The Royal Court stated that when exercising such a fiduciary power of appointment, the appointor is under a duty to act as follows:

 

  1. in good faith and in the interests of the beneficiaries as a whole;
  2. reasonably;
  3. taking into account relevant matters, and only those matters; and
  4. not for an ulterior purpose.

 

The test for irrationality was that the challenged decision should be: “outside the band within which a reasonable disagreement is possible and is accordingly a decision to which no reasonable appointor could come.”

 

While we see no difficulty with the Royal Court’s overall approach in this case, and it is not difficult to see why it reached the decision it did on the facts before it, we have some reservations about the emphasis laid on the alleged lack of standing and substance on the part of the new trustee. Where one professional trustee is appointed in place of another, in the great run of cases it is likely to be unproductive to contend that the incumbent trustee is in some way better qualified to carry on the trusteeship from which it is sought to be removed than the proposed replacement trustee. This strikes us as a recipe for the court to be drawn into side issues that do not bear directly on what is in the best interests of the trust as a whole and whether the test for irrationality referred to above is satisfied or not.

 

A protector seeking to maintain herself in office was part of the essential background to the Guernsey case of In the matter of the K Trust (unreported as yet so far as we are aware, Guernsey judgment 31/2015, 14 July 2015).

 

Following the death of the settlor of the trust, the relationship between the settlor's widow (the primary beneficiary) and protector, initially friendly, began to break down. Eventually, various requests for the protector's resignation were made by the widow and by other family members who were also beneficiaries under the trust to the protector and to the trustee.  The protector, who was not herself a family member, initially refused to entertain the idea of her removal. She confirmed that it was her understanding that she had been chosen as protector precisely because of her separation from the family members, but that she would be willing to retire so long as a properly chosen, suitably qualified replacement was found.

 

Ultimately, the Deputy Bailiff was satisfied that the breakdown in the relationship between the beneficiaries and the protector was such that both the administration of the trust and the beneficiaries' welfare were being adversely affected.
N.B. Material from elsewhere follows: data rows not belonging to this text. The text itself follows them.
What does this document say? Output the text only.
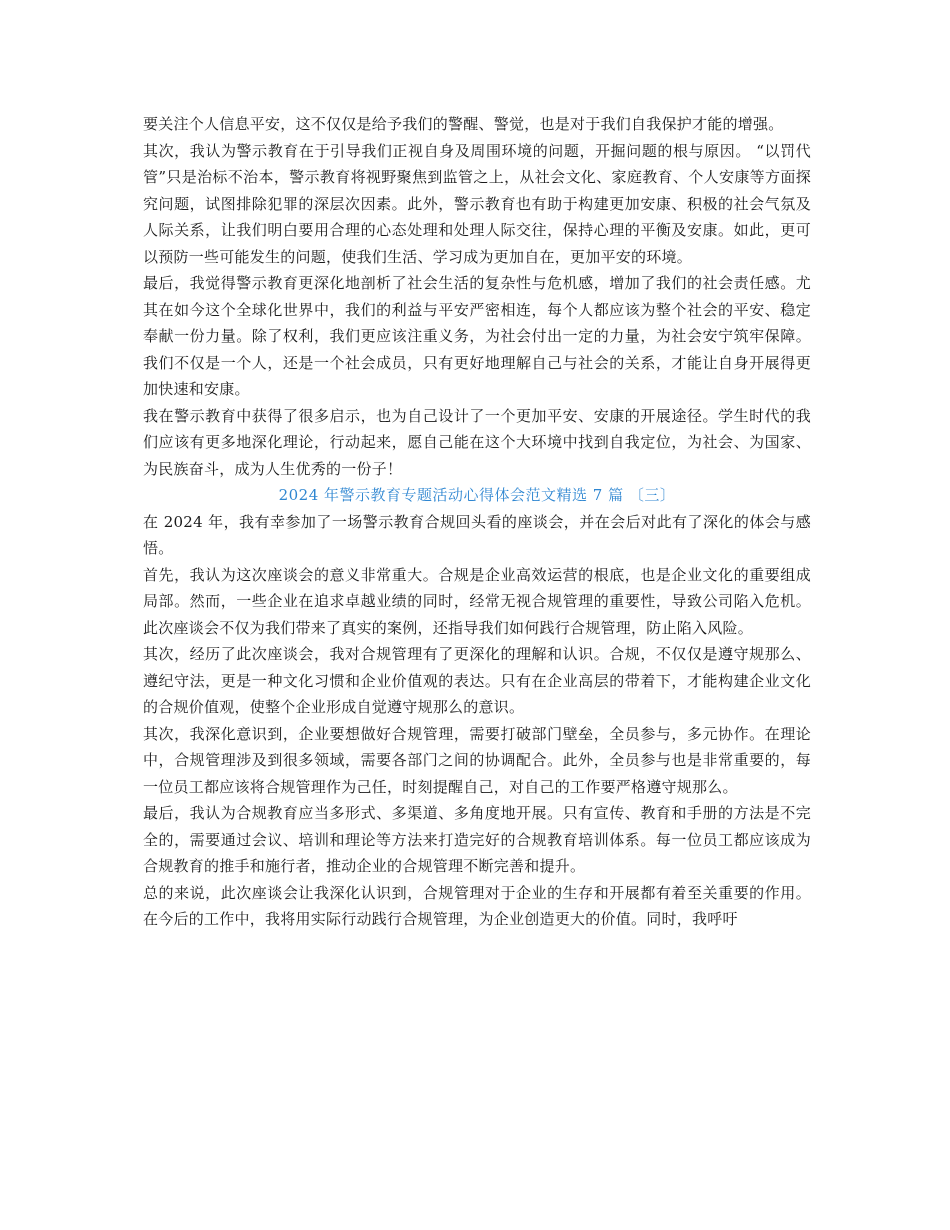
要关注个人信息平安，这不仅仅是给予我们的警醒、警觉，也是对于我们自我保护才能的增强。

其次，我认为警示教育在于引导我们正视自身及周围环境的问题，开掘问题的根与原因。 “以罚代管”只是治标不治本，警示教育将视野聚焦到监管之上，从社会文化、家庭教育、个人安康等方面探究问题，试图排除犯罪的深层次因素。此外，警示教育也有助于构建更加安康、积极的社会气氛及人际关系，让我们明白要用合理的心态处理和处理人际交往，保持心理的平衡及安康。如此，更可以预防一些可能发生的问题，使我们生活、学习成为更加自在，更加平安的环境。

最后，我觉得警示教育更深化地剖析了社会生活的复杂性与危机感，增加了我们的社会责任感。尤其在如今这个全球化世界中，我们的利益与平安严密相连，每个人都应该为整个社会的平安、稳定奉献一份力量。除了权利，我们更应该注重义务，为社会付出一定的力量，为社会安宁筑牢保障。我们不仅是一个人，还是一个社会成员，只有更好地理解自己与社会的关系，才能让自身开展得更加快速和安康。

我在警示教育中获得了很多启示，也为自己设计了一个更加平安、安康的开展途径。学生时代的我们应该有更多地深化理论，行动起来，愿自己能在这个大环境中找到自我定位，为社会、为国家、为民族奋斗，成为人生优秀的一份子！

2024 年警示教育专题活动心得体会范文精选 7 篇 〔三〕

在 2024 年，我有幸参加了一场警示教育合规回头看的座谈会，并在会后对此有了深化的体会与感悟。

首先，我认为这次座谈会的意义非常重大。合规是企业高效运营的根底，也是企业文化的重要组成局部。然而，一些企业在追求卓越业绩的同时，经常无视合规管理的重要性，导致公司陷入危机。此次座谈会不仅为我们带来了真实的案例，还指导我们如何践行合规管理，防止陷入风险。

其次，经历了此次座谈会，我对合规管理有了更深化的理解和认识。合规，不仅仅是遵守规那么、遵纪守法，更是一种文化习惯和企业价值观的表达。只有在企业高层的带着下，才能构建企业文化的合规价值观，使整个企业形成自觉遵守规那么的意识。

其次，我深化意识到，企业要想做好合规管理，需要打破部门壁垒，全员参与，多元协作。在理论中，合规管理涉及到很多领域，需要各部门之间的协调配合。此外，全员参与也是非常重要的，每一位员工都应该将合规管理作为己任，时刻提醒自己，对自己的工作要严格遵守规那么。

最后，我认为合规教育应当多形式、多渠道、多角度地开展。只有宣传、教育和手册的方法是不完全的，需要通过会议、培训和理论等方法来打造完好的合规教育培训体系。每一位员工都应该成为合规教育的推手和施行者，推动企业的合规管理不断完善和提升。

总的来说，此次座谈会让我深化认识到，合规管理对于企业的生存和开展都有着至关重要的作用。在今后的工作中，我将用实际行动践行合规管理，为企业创造更大的价值。同时，我呼吁
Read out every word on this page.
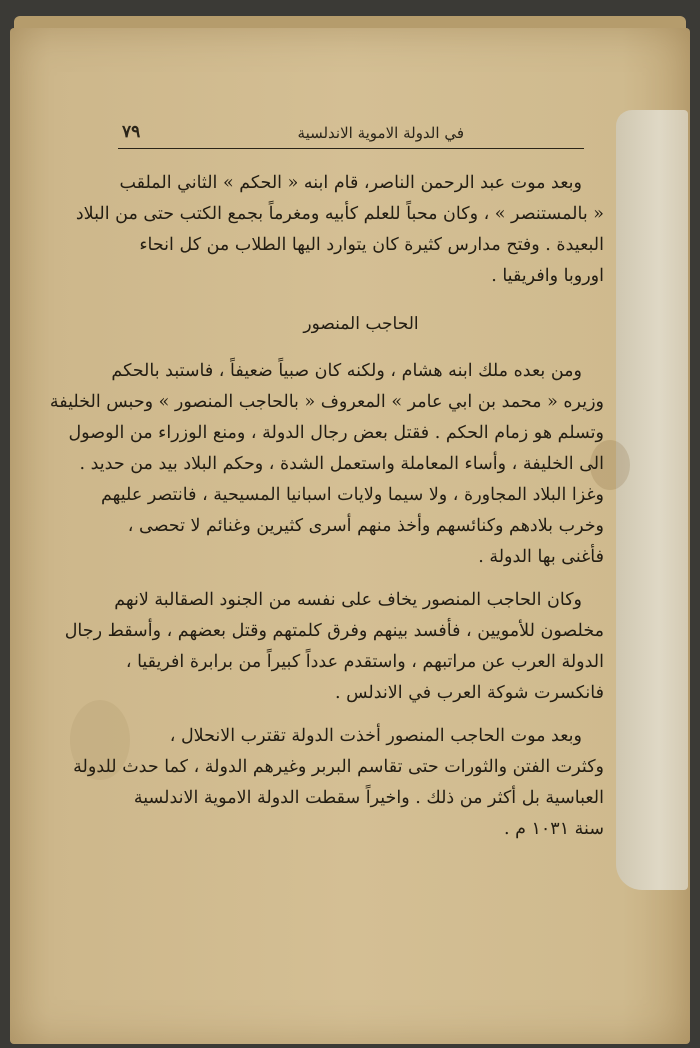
في الدولة الاموية الاندلسية
٧٩
وبعد موت عبد الرحمن الناصر، قام ابنه « الحكم » الثاني الملقب
« بالمستنصر » ، وكان محباً للعلم كأبيه ومغرماً بجمع الكتب حتى من البلاد
البعيدة . وفتح مدارس كثيرة كان يتوارد اليها الطلاب من كل انحاء
اوروبا وافريقيا .
الحاجب المنصور
ومن بعده ملك ابنه هشام ، ولكنه كان صبياً ضعيفاً ، فاستبد بالحكم
وزيره « محمد بن ابي عامر » المعروف « بالحاجب المنصور » وحبس الخليفة
وتسلم هو زمام الحكم . فقتل بعض رجال الدولة ، ومنع الوزراء من الوصول
الى الخليفة ، وأساء المعاملة واستعمل الشدة ، وحكم البلاد بيد من حديد .
وغزا البلاد المجاورة ، ولا سيما ولايات اسبانيا المسيحية ، فانتصر عليهم
وخرب بلادهم وكنائسهم وأخذ منهم أسرى كثيرين وغنائم لا تحصى ،
فأغنى بها الدولة .
وكان الحاجب المنصور يخاف على نفسه من الجنود الصقالبة لانهم
مخلصون للأمويين ، فأفسد بينهم وفرق كلمتهم وقتل بعضهم ، وأسقط رجال
الدولة العرب عن مراتبهم ، واستقدم عدداً كبيراً من برابرة افريقيا ،
فانكسرت شوكة العرب في الاندلس .
وبعد موت الحاجب المنصور أخذت الدولة تقترب الانحلال ،
وكثرت الفتن والثورات حتى تقاسم البربر وغيرهم الدولة ، كما حدث للدولة
العباسية بل أكثر من ذلك . واخيراً سقطت الدولة الاموية الاندلسية
سنة ١٠٣١ م .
The application for removal was granted on that basis.

 

Finally, and most recently, the Grand Court has again been concerned with issues concerning the appointment of a protector in the unreported decision in Re the Y Trust No. 1, per Smellie CJ, 19 January 2016. In that case, a trust created in December 1982 named as first protector of the trust the settlor, a foreign company, on terms that (a) required the protector’s consent to the appointment of new trustees and (b) permitted the trustees to appoint a new protector but only if there had been a vacancy in the office of protector for one month. In fact it had been intended that another foreign company other than the settlor be appointed first protector and a deed purporting to appoint that another company as protector was executed on the same date that the trust was created. Unfortunately, the deed was invalid under the terms referred to above as there had been no vacancy in the protectorship. The mistake was not discovered until some 30 years after the creation of the trust, by which time there had been purported retirements and appointments of additional trustees.

 

The upshot was that potentially every act of trust administration over a 31 year period, including distributions to beneficiaries and investments of trust assets, was invalid. Fortunately the Chief Justice held that the relevant retirements of two of the original trustees had been validly achieved without protector consent. The result was a victory for common sense and a huge relief all around.

 

As usual, the Caribbean region is at the forefront of leading cases in this area.  Protectors have for many years been a very popular weapon in the armoury of planners in the region and when the arrangements work well, as they usually do, they offer a high level of comfort for all concerned.   When they don’t ….. well, watch out for trouble.